My assumption is that:

  1. When I cast Glyph of Warding, I also cast the Sending spell at the same time (see this question). I assume that I must make any choices about the spell, aside from the spell's target, at that time. In the case of the Sending spell, this would include the message being sent. (Similarly, in the case of a spell like Summon Fey the kind of fey summoned would be chosen when the glyph is cast, not when it is triggered.)
  2. When the glyph is triggered, the Sending spell gets a target and the casting completes, so whoever triggered the spell gets my saved message.
  3. The person who triggered the glyph gets to respond to the Sending, and I would hear this message in my head, as usual.

Is this right? Or am I missing some nuance in the mechanics?

Best Answer

Yes, this would work

If this would make sense depends on what you have in mind with it.

As others have pointed out, there is a cheaper and simpler method to relay a message to a creature in the place where you would install the glyph: use a Magic Mouth spell. Both can deliver 25 words. It'll cost you only 10 gp vs 200 gp for the glyph, and can be set to be reusable.

However, Magic Mouth will lack the ability of Glyph of Warding to securely discern creature type or alignment, or its ability to make dumb creatures or those that speak other languages understand it, so if these are important to you, you may prefer the more costly glyph.

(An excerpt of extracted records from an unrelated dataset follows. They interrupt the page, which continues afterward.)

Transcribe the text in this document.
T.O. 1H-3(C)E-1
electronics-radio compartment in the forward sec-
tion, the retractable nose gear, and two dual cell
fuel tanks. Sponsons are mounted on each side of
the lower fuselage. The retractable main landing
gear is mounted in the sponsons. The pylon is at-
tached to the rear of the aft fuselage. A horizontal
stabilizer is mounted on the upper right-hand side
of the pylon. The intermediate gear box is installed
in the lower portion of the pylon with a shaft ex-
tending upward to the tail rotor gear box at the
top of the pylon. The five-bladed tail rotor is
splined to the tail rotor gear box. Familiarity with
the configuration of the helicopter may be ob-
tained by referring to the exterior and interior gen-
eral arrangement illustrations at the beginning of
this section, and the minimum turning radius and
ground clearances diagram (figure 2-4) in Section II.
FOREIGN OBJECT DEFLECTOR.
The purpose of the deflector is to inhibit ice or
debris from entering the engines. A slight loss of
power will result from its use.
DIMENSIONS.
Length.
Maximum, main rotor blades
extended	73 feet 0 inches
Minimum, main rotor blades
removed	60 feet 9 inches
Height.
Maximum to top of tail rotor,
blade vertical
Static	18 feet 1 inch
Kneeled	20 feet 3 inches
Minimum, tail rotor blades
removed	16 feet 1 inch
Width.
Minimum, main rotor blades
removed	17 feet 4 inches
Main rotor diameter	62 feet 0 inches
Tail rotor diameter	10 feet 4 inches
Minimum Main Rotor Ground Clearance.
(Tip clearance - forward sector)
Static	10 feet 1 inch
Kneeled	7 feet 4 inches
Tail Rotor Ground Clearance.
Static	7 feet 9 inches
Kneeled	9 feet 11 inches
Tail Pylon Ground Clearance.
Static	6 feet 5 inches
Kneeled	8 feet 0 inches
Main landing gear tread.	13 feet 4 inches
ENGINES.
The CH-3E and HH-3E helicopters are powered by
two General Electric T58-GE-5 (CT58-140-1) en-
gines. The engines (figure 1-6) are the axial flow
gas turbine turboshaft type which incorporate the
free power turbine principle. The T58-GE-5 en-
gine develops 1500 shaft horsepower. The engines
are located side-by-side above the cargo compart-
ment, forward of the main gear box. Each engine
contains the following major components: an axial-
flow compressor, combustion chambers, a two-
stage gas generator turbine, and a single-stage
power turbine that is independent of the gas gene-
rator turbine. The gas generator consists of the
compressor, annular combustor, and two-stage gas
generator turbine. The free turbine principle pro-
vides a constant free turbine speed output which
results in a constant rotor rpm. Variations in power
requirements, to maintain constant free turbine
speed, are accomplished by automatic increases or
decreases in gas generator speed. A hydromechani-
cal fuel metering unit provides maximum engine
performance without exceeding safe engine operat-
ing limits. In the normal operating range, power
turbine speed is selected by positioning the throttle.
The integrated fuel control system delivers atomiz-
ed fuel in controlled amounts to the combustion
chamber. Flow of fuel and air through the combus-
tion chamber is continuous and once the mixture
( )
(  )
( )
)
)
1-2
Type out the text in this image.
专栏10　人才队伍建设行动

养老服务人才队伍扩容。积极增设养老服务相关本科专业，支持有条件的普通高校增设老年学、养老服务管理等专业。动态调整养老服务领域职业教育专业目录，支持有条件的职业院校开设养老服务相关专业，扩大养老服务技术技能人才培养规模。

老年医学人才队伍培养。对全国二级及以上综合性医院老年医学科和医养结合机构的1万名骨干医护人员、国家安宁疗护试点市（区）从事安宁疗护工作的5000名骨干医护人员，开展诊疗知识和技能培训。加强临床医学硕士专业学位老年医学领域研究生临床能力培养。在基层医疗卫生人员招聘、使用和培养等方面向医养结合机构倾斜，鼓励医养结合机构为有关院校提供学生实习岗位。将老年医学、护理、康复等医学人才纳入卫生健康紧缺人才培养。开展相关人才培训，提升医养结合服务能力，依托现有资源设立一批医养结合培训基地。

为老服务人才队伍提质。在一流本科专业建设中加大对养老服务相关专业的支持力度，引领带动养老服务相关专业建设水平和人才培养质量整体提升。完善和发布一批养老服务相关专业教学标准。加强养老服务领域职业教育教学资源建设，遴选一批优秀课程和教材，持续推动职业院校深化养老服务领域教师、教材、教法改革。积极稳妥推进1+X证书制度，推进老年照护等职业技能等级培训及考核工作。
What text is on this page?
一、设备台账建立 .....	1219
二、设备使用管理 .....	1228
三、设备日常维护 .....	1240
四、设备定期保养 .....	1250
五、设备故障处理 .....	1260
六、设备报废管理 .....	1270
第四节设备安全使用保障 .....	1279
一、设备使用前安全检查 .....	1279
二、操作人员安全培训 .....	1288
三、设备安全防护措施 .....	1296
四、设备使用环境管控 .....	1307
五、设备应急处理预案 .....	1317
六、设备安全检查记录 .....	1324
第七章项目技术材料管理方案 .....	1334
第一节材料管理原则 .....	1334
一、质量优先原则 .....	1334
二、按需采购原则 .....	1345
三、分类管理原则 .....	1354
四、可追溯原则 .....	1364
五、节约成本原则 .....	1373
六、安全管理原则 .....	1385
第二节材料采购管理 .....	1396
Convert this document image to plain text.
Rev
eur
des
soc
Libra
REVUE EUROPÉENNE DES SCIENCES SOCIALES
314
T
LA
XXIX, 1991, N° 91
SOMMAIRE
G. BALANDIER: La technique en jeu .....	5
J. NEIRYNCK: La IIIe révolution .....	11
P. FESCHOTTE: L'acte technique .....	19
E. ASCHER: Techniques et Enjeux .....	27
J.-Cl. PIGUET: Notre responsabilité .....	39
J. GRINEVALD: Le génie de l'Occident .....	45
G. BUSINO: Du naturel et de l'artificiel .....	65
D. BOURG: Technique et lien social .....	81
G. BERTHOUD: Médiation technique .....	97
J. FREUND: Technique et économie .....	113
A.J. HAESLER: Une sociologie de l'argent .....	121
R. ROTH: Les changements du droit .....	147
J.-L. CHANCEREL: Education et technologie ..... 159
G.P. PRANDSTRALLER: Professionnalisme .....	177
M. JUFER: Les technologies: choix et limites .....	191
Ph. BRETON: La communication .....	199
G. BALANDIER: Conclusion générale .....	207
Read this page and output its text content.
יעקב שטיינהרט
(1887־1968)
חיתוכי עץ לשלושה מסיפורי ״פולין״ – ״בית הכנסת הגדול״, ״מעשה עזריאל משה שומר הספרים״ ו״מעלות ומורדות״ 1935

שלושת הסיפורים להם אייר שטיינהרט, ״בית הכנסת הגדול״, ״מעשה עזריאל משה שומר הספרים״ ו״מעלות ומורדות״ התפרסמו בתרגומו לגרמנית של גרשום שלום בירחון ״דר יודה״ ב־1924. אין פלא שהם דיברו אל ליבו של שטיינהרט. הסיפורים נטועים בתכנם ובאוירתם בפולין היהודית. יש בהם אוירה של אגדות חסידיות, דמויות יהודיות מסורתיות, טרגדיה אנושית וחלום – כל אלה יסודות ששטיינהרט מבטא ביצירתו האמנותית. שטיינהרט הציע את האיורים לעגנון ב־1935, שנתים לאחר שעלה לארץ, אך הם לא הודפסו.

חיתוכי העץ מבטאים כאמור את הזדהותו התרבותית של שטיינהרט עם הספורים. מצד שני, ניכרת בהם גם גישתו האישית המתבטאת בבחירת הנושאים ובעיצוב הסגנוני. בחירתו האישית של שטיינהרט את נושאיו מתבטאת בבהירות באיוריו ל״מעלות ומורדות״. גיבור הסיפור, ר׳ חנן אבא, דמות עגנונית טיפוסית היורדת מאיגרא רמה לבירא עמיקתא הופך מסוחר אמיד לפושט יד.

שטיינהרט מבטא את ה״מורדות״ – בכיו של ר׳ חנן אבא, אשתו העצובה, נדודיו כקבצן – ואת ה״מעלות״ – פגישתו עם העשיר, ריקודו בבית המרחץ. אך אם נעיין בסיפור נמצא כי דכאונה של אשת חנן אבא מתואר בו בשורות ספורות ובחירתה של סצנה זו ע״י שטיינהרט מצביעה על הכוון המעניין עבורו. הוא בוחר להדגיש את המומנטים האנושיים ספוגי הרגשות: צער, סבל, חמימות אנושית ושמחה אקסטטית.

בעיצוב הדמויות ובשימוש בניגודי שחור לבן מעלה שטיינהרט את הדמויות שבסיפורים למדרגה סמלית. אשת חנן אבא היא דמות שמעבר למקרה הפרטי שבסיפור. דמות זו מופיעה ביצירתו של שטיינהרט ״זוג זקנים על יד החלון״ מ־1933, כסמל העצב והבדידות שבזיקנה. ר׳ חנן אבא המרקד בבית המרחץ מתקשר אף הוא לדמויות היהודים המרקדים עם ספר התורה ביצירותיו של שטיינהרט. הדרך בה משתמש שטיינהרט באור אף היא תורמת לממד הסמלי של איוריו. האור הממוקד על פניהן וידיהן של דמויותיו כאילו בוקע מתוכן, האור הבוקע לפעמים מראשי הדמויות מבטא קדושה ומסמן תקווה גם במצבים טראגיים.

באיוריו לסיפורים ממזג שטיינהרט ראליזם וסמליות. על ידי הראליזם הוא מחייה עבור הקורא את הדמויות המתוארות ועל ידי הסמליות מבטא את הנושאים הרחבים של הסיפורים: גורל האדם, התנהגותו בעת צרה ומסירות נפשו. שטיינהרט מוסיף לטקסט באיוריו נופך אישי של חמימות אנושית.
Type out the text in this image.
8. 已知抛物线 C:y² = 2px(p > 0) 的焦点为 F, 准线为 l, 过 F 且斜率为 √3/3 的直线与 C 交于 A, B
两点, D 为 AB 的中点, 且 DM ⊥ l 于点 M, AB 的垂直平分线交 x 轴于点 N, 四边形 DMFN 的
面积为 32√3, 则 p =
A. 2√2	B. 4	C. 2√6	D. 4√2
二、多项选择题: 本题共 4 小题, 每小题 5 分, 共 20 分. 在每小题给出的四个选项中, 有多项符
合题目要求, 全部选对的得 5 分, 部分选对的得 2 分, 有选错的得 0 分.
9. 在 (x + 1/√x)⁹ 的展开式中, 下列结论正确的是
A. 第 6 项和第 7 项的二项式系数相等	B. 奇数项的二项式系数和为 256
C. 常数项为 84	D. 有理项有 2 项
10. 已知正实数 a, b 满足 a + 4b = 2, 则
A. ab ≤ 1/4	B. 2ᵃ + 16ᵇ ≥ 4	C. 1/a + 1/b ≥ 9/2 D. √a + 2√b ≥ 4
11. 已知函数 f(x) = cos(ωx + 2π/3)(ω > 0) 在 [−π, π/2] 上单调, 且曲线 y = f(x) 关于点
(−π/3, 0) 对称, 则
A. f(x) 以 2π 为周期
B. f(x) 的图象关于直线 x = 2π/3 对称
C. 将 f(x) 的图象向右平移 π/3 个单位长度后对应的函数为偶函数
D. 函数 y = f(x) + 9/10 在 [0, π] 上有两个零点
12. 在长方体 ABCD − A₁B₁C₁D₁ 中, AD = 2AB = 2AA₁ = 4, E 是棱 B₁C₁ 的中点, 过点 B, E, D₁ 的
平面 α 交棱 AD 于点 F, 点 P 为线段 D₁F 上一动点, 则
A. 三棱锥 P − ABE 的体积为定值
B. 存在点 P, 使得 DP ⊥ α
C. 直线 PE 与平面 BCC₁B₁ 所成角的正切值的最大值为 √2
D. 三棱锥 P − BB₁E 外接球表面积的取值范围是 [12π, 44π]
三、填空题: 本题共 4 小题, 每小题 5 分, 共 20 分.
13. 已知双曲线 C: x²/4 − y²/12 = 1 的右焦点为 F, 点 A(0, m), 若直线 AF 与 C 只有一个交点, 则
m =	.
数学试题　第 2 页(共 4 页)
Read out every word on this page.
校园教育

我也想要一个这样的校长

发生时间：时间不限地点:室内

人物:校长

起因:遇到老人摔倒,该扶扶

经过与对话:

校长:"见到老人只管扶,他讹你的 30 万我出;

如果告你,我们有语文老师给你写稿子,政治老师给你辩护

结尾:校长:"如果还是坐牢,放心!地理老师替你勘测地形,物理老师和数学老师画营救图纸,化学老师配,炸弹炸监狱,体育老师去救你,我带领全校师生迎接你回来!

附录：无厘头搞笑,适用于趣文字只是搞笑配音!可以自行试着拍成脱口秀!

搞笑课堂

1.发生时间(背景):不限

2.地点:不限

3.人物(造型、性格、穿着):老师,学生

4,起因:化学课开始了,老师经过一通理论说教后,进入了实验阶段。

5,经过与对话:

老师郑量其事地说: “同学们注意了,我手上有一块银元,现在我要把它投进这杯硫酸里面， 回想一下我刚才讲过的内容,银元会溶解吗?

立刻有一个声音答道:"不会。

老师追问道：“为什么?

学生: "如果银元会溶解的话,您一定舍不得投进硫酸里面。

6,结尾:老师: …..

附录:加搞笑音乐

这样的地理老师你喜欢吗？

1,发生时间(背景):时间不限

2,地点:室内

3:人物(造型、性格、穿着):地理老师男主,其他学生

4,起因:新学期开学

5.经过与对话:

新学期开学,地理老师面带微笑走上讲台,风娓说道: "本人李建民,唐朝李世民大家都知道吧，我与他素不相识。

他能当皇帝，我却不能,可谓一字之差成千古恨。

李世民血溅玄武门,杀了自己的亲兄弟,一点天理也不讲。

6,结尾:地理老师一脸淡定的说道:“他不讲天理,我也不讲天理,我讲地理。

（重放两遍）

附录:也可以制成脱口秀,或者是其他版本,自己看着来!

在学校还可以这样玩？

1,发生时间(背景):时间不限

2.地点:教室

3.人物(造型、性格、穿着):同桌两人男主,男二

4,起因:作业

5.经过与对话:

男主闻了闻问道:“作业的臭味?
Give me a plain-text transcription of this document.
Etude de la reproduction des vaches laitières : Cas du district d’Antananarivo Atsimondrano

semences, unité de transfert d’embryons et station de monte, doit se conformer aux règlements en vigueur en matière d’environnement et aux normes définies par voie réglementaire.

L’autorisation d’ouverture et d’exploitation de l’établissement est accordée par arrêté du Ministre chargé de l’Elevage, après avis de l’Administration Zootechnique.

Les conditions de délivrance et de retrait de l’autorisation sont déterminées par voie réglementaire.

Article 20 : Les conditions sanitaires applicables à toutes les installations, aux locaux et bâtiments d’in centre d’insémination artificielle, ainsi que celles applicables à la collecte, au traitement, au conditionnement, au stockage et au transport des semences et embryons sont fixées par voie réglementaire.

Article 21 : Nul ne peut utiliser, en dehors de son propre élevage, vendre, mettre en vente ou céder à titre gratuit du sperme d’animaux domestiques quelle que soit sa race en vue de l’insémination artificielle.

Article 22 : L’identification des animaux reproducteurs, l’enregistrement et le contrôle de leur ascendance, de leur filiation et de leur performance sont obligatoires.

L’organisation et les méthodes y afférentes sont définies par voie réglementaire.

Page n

If what you care about is the response they can send, maybe because you want an ally of yours to trigger the glyph to send you an emergency message while you are away from home, I think that also would work: you still are the caster sending the original message. Just keep in mind that the response is optional, so if an intruder triggered the glyph, they could opt to not respond, and you would be none the wiser.